Be judicious with flavorings when you start; as with alcohol, heat will amplify their power. "You can always add more," Taylor says, "but you can't take it out."

• Heat, and taste along the way. I know how disappointed you're going to be when I tell you to taste your beverage as you cook it. Such a hardship! That's the only way you'll know whether you need to adjust the blend or the flavors. When you're heating the drink, you don't want to boil away the alcohol. Taylor recommends not going above 160 degrees Fahrenheit, which means you'll want to keep your burner on a relatively low heat. Half an hour is often sufficient to heat the beverage and infuse it with the spices, but if you taste it and feel like it needs more time, keep simmering.

• Serve and garnish. Coffee urns and slow cookers are great for ensuring the beverage stays warm throughout the evening. Portion some out in a punch bowl and replenish as needed. The sweet spot for serving is also in the 150- to 160-degree range. Think about it like this: You want the beverage hot enough that you wouldn't want to chug it. Like coffee, it will hit the sweet spot for drinking a few minutes after it's poured. In the meantime, enjoy the warm cup in your hand and the wonderful aromas.

As for how to serve it, I'm not going to judge you if you want to have people sip out of your motley assortment of 15 years' worth of coffee mugs. That's called character. If your mugs match, more power to you. Heatproof glassware is good, too, Taylor says. Don't have a set? They may be cliche, but Mason jars - obviously heatproof since you boil them in a water bath for canning - are cheap, easy and versatile.

When it comes to garnishing, you can choose to echo what's in your drink, whether that's a cinnamon stick or star anise. That could also be in the form of a twist of orange peel or a wedge of the fruit. If you used maple syrup, try the whimsy of a piece of maple candy (sorry, Mimi Sheraton, we said it). Dried pears or apples would be pretty and seasonal. Crystallized ginger brings flash and flavor.

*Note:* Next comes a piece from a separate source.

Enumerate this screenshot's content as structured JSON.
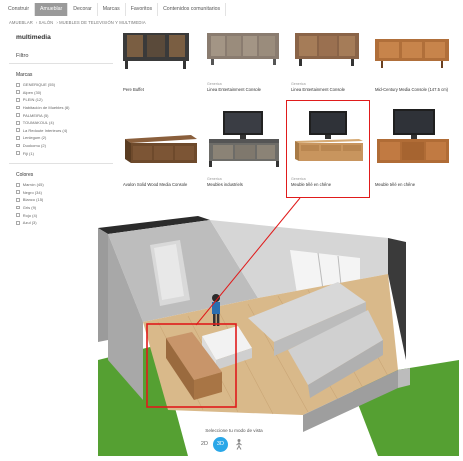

Sure, making a mulled beverage is a little more complicated than opening a bottle of wine. But don't be put off by the process and assume you won't know what you're doing, especially if you're more of an alcohol novice. Taylor knows people can be intimidated, "but we all taste," he says. "We've tasted our entire life."

So, yeah, you might make something that's just meh. Or you might make something out of this world (take good notes when you're blending!). As Taylor puts it, "The fun thing about mulling wine is in calculated and thought-out experimentation."